CHP’den Orantısız Güçten Zarar Görenler için Yasa Teklifi
Gezi parkı olaylarında polisin orantısız güç kullanımının sıklıkla gündeme gelmesinin ardından, Genel Başkan Yardımcısı ve İstanbul Milletvekili Sezgin Tanrıkulu ile birlikte İzmir Milletvekilleri Hülya Güven, Alaattin Yüksel ve Mustafa Moroğlu 2330 Sayılı Nakdi Tazminat ve Aylık Bağlanması Hakkında Kanun'un kapsanmını genişleten bir teklifi TBMM Başkanlığına sundu.
Teklifle, Nakdi Tazminat ve Aylık Bağlanması Hakkında Kanun’un amacına, güvenlik güçlerinin sadece maruz kaldıkları değil, orantısız güç kullanmak veya kanuna aykırı emirleri yerine getirmek suretiyle neden oldukları ölme, yaralanma ve engelli hale gelme vakaları da ekleniyor.

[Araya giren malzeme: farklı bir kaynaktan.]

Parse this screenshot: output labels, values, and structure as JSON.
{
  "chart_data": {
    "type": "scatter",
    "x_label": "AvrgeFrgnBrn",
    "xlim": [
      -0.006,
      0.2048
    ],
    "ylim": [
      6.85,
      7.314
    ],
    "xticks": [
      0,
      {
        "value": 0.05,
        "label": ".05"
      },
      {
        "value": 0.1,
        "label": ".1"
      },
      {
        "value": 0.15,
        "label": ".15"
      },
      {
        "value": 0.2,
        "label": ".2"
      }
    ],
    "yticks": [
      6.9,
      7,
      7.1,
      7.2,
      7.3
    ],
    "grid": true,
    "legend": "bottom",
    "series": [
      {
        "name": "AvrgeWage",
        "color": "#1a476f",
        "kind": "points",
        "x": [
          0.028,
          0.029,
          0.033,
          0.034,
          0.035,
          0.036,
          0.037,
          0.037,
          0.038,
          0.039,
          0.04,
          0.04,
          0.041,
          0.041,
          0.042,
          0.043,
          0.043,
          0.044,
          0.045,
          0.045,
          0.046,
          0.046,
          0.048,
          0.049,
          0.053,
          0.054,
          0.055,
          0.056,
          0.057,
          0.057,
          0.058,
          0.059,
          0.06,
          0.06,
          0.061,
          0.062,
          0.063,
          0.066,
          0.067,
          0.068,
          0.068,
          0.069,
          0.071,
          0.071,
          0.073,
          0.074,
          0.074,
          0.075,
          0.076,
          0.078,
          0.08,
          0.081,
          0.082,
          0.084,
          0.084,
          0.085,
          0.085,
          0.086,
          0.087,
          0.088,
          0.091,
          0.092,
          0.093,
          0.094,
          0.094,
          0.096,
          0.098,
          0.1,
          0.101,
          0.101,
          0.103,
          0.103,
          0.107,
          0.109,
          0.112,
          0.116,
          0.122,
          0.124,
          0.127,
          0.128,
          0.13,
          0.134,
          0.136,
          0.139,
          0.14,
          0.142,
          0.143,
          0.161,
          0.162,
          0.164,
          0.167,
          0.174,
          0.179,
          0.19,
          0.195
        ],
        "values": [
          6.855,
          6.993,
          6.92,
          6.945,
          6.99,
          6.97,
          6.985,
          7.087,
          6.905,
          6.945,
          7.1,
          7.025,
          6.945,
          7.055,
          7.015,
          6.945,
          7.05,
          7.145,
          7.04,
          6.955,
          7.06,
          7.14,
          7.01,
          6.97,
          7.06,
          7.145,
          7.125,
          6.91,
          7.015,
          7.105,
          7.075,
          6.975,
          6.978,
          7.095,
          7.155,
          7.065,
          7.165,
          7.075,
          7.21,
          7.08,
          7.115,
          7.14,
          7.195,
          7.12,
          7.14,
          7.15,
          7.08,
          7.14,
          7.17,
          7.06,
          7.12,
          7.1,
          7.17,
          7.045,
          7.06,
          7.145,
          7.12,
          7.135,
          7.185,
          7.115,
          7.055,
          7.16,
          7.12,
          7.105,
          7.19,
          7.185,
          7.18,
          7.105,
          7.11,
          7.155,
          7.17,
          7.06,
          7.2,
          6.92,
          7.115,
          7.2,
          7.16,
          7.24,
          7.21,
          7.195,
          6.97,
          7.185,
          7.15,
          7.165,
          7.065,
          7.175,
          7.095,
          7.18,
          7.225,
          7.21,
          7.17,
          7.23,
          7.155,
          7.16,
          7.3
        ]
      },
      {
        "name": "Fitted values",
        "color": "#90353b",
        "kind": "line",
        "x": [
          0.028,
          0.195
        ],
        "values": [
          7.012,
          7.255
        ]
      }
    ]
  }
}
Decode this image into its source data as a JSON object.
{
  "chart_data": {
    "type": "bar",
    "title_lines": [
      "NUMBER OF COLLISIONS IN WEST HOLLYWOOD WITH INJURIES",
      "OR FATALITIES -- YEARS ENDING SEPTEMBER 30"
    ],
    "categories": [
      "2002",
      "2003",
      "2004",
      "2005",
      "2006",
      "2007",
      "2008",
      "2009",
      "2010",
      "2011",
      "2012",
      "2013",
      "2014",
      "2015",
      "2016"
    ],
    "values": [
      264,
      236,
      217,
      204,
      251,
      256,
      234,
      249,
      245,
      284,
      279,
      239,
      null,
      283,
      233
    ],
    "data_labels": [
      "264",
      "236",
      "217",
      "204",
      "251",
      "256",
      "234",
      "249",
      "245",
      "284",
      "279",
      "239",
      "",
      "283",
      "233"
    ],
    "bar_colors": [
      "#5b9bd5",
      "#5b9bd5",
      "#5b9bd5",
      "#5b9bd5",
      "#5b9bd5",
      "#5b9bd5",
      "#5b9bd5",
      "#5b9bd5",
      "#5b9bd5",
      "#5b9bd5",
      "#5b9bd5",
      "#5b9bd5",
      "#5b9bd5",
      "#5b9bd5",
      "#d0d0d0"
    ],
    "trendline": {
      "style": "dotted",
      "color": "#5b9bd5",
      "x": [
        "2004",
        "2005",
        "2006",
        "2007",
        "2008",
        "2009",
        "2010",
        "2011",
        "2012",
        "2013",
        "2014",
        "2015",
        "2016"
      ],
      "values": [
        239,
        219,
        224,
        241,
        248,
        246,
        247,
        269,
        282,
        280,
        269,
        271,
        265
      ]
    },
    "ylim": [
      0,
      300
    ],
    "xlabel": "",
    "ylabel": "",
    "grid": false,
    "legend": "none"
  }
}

Yasa kapsamına Anayasa Mahkemesi veya Avrupa İnsan Hakları Mahkemesi kararıyla güvenlik güçlerinin orantısız güç kullanması veya kanuna aykırı emirleri yerine getirmesi nedeniyle yaralandığı, hastalandığı, engelli hâle geldiği veya öldüğü tespit edilen kişiler ve yakınları da eklenmesi hedefleniyor. Böylece bu kişilerin de kanunun getirdiği nakdi tazminat ve aylık bağlanması gibi haklardan faydalanabilmesi amaçlanıyor.
Bu kişilerin ve yakınlarının Terörle Mücadele Kanunu’nun “konut kredisi “yurtiçinde ücretsiz seyahat “yurtdışında tedavi”, “ücretsiz yurt, huzurevi, özel rehabilitasyon ve bakım merkezi hizmetleri” gibi hak ve olanaklardan faydalanabilmesi amaçlanıyor.
Ayrıca bu durumda olan kişilerden ölenlerin iki yakınına, engelli hale gelip de çalışabilir durumda olanların kendilerine, çalışamayacak durumda olanların ise eş veya çocuklarından birisine, eşi ve çocuğu yoksa kardeşlerinden birisine kamuda istihdam hakkı sağlanıyor.
Ayrıca bu kanunun yürürlük tarihinden önce yaşanan orantısız güç kullanma veya kanuna aykırı emirlerin yerine getirme olaylarında yaralandıkları, hastalandıkları, engelli hale geldikleri veya öldükleri Avrupa İnsan Hakları Mahkemesi’nin kararlarıyla tespit edilenler de kanun kapsamına alınıyor.
Temel Gerekçe “yaşam hakkı kutsaldır”
Avrupa İnsan Hakları Sözleşmesi’nin “Herkesin yaşam hakkı yasayla korunur… Hiç kimsenin yaşamına kasten son verilemez.” Birleşmiş Milletler Medeni ve Siyasi Haklar Sözleşmesinin “Her insan doğuştan yaşama hakkına sahiptir. Bu hak, hukuk tarafından korunur. Hiç kimse yaşama hakkından keyfi olarak yoksun bırakılamaz.” maddeleri kanuna gerekçe olarak gösterildi.
2009’dan bugüne polis şiddeti nedeniyle –Ethem Sarısülük’le birlikte 129 kişinin hayatını kaybettiği, iki kişinin hayati tehlikesinin ise hala sürdüğü, gezi olaylarında 60’ı ağır 7832 yaralının olduğu ve 11 göz kaybı yaşandığı kaydedildi.
2000-2011 yılları arasında Avrupa İnsan Hakları Sözleşmesi’nin yaşam hakkı başlıklı 2. maddesinin ve işkence yasağına ilişkin 3. maddesinin esas yönünden 64 kez ihlal edildiği yönündeki AİHM kararları nedeniyle hükümet 4.573.976 avro tazminat ödedi. En temel görevi vatandaşlarının can güvenliğini sağlamak olan devletin yükümlülüklerini kabul etmesi ve yasal düzenleme yapması gerektiği belirtildi.